Logarithmic or algebraic: roughening of an active Kardar-Parisi-Zhang surface

TL;DR

This paper extends the KPZ equation by adding a nonlocal nonlinear term, revealing new regimes of interface roughness, including sublogarithmic and superlogarithmic behaviors, with implications for nonlocal surface growth models.

Contribution

It introduces a generalized active KPZ equation with a nonlocal nonlinear term, exploring stability and roughness regimes, which broadens understanding of nonlocal surface growth phenomena.

Findings

Stable regimes exhibit sublogarithmic or superlogarithmic roughness.

Unstable regimes suggest algebraic roughness or short-range order.

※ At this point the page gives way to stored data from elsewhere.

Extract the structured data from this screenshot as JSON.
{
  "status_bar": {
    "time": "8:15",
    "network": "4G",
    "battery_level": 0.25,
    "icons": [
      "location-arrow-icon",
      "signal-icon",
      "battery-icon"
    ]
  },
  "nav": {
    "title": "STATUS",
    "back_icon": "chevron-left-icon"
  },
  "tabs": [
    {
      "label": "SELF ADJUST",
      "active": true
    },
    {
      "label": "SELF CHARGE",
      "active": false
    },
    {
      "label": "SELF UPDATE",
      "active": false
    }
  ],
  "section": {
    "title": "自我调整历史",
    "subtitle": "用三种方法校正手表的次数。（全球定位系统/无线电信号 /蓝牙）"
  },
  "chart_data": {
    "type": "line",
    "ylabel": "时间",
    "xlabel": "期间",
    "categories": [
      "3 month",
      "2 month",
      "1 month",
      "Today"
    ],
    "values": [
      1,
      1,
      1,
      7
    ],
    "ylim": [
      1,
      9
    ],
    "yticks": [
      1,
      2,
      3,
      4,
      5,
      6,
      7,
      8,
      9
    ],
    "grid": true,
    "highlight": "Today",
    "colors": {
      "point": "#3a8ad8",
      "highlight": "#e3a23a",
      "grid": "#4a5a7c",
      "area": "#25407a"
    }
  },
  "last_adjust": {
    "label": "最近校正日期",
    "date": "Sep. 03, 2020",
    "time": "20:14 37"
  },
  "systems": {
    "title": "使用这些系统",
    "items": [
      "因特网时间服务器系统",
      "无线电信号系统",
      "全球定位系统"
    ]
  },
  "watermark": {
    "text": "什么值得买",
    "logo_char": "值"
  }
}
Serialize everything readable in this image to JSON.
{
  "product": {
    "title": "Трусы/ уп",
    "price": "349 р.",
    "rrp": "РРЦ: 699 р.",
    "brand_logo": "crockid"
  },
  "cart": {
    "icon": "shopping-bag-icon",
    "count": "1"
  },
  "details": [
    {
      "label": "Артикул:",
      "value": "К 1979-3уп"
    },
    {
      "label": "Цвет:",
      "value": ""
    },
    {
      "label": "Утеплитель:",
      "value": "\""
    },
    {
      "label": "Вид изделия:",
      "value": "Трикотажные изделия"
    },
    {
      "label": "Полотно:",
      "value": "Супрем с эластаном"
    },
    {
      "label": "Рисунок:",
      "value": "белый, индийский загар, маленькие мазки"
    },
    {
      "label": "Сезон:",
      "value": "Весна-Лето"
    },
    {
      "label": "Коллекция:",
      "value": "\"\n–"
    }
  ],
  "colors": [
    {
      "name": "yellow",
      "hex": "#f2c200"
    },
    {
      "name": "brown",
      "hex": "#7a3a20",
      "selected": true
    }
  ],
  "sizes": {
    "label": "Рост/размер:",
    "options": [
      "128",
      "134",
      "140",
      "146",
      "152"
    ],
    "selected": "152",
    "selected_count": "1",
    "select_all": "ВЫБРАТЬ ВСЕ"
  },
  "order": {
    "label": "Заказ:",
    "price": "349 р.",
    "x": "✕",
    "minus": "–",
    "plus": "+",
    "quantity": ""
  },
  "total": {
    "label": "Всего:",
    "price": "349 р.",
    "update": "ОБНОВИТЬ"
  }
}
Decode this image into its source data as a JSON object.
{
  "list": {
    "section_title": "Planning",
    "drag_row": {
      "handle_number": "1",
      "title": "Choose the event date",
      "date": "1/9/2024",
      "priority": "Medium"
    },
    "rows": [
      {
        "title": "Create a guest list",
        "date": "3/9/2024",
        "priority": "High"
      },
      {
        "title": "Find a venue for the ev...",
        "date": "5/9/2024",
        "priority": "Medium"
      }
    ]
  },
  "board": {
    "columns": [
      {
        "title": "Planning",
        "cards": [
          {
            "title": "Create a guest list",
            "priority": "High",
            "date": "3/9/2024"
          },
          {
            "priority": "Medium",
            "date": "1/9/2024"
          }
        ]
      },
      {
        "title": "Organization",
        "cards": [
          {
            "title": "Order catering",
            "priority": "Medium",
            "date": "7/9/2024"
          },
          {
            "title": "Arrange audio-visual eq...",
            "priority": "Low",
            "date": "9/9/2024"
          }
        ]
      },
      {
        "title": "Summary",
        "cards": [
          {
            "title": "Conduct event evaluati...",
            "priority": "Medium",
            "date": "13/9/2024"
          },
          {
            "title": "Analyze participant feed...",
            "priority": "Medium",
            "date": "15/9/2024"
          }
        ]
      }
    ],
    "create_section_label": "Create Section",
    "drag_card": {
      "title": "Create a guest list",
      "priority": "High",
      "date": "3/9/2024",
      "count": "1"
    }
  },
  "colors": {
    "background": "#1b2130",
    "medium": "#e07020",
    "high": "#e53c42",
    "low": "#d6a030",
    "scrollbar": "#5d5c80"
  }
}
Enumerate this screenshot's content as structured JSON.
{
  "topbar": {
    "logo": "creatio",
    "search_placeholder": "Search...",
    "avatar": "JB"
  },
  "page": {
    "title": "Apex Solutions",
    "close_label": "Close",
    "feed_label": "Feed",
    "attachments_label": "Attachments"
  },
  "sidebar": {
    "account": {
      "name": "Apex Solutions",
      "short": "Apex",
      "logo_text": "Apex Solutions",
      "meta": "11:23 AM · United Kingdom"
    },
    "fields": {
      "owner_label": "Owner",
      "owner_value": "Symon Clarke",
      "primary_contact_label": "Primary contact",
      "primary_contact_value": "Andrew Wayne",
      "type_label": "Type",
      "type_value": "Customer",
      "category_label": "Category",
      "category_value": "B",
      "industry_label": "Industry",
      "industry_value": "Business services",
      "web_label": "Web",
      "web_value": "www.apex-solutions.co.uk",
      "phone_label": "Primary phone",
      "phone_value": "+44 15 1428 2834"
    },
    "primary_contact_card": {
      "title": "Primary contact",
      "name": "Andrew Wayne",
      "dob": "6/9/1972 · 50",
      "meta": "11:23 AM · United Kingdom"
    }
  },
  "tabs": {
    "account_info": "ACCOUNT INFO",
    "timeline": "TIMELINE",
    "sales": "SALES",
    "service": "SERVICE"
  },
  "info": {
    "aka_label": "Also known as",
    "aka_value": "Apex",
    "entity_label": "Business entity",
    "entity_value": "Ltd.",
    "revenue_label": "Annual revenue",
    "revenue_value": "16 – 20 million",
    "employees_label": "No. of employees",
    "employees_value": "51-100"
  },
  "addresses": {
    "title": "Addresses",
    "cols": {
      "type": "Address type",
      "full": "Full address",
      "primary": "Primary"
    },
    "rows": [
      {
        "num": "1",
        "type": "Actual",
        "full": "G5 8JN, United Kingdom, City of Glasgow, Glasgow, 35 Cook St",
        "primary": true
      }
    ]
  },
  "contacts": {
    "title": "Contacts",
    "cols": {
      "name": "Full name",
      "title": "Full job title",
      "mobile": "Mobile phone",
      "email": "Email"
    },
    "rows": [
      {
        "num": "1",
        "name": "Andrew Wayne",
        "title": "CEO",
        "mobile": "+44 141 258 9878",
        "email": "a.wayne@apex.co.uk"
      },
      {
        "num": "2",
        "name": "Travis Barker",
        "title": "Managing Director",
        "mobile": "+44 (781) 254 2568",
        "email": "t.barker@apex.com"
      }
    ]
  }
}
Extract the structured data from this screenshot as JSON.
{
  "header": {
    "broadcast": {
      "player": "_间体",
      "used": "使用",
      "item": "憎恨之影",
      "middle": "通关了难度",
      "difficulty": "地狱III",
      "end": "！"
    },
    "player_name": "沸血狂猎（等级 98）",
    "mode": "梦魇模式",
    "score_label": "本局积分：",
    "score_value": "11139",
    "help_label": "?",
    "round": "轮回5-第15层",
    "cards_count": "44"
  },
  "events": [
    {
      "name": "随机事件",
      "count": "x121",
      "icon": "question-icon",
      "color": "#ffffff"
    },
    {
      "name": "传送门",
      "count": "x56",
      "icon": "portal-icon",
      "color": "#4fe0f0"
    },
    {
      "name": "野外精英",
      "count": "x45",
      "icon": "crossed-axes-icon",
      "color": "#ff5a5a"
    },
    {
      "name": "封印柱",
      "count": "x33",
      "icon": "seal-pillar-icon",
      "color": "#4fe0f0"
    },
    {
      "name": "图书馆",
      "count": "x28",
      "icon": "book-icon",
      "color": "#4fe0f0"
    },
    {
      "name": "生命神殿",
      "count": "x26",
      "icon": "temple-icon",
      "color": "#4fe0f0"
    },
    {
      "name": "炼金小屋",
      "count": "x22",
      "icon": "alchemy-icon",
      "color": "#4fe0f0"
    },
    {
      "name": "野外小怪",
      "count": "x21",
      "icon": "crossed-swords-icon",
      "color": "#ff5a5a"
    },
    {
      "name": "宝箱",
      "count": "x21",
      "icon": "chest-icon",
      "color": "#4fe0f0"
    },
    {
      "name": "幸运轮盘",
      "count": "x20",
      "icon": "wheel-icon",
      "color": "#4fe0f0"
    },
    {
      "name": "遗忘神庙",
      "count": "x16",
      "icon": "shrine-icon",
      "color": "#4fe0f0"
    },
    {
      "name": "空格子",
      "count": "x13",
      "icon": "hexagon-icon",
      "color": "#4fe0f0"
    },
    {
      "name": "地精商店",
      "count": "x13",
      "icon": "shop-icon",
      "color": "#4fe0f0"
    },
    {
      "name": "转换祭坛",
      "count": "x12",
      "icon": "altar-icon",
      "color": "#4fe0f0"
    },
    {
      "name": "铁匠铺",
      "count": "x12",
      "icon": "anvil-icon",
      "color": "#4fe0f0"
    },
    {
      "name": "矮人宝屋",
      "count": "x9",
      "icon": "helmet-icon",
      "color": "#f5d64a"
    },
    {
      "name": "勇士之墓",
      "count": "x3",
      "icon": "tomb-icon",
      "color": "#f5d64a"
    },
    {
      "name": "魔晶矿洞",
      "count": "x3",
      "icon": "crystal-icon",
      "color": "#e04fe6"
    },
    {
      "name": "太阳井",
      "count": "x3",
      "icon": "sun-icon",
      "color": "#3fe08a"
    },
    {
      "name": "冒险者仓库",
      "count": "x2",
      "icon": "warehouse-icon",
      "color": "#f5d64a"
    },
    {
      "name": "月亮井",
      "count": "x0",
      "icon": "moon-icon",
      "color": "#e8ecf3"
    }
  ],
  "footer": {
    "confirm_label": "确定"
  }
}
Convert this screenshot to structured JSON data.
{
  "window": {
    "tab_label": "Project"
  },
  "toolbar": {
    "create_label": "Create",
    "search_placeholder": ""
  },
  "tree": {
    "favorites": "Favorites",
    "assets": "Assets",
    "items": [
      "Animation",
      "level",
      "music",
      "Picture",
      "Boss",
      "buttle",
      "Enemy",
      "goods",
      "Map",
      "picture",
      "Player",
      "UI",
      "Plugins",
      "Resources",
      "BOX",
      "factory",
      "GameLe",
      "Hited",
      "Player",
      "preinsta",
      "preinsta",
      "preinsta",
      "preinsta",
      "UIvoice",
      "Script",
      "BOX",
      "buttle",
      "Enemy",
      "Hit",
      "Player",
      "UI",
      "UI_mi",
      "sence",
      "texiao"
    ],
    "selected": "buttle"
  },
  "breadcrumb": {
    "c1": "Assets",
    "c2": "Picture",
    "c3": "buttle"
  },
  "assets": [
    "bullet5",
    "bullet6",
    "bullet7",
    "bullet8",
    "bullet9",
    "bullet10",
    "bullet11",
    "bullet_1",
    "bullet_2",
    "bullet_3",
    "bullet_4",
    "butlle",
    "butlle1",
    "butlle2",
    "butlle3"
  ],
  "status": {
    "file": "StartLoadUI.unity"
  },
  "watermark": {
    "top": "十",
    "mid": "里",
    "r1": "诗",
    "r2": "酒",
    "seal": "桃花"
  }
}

Model serves as a paradigmatic nonlocal growth equation.

Abstract

The Kardar-Parisi-Zhang (KPZ) equation sets the universality class for growing and roughening of nonequilibrium surfaces without any conservation law and nonlocal effects. We argue here that the KPZ equation can be generalized by including a symmetry-permitted nonlocal nonlinear term of active origin that is of the same order as the one included in the KPZ equation. Including this term, the 2D active KPZ equation is stable in some parameter regimes, in which the interface conformation fluctuations exhibit sublogarithmic or superlogarithmic roughness, with nonuniversal exponents, giving positional generalised quasi-long-ranged order. For other parameter choices, the model is unstable, suggesting a perturbatively inaccessible algebraically rough interface or positional short-ranged order. Our model should serve as a paradigmatic nonlocal growth equation.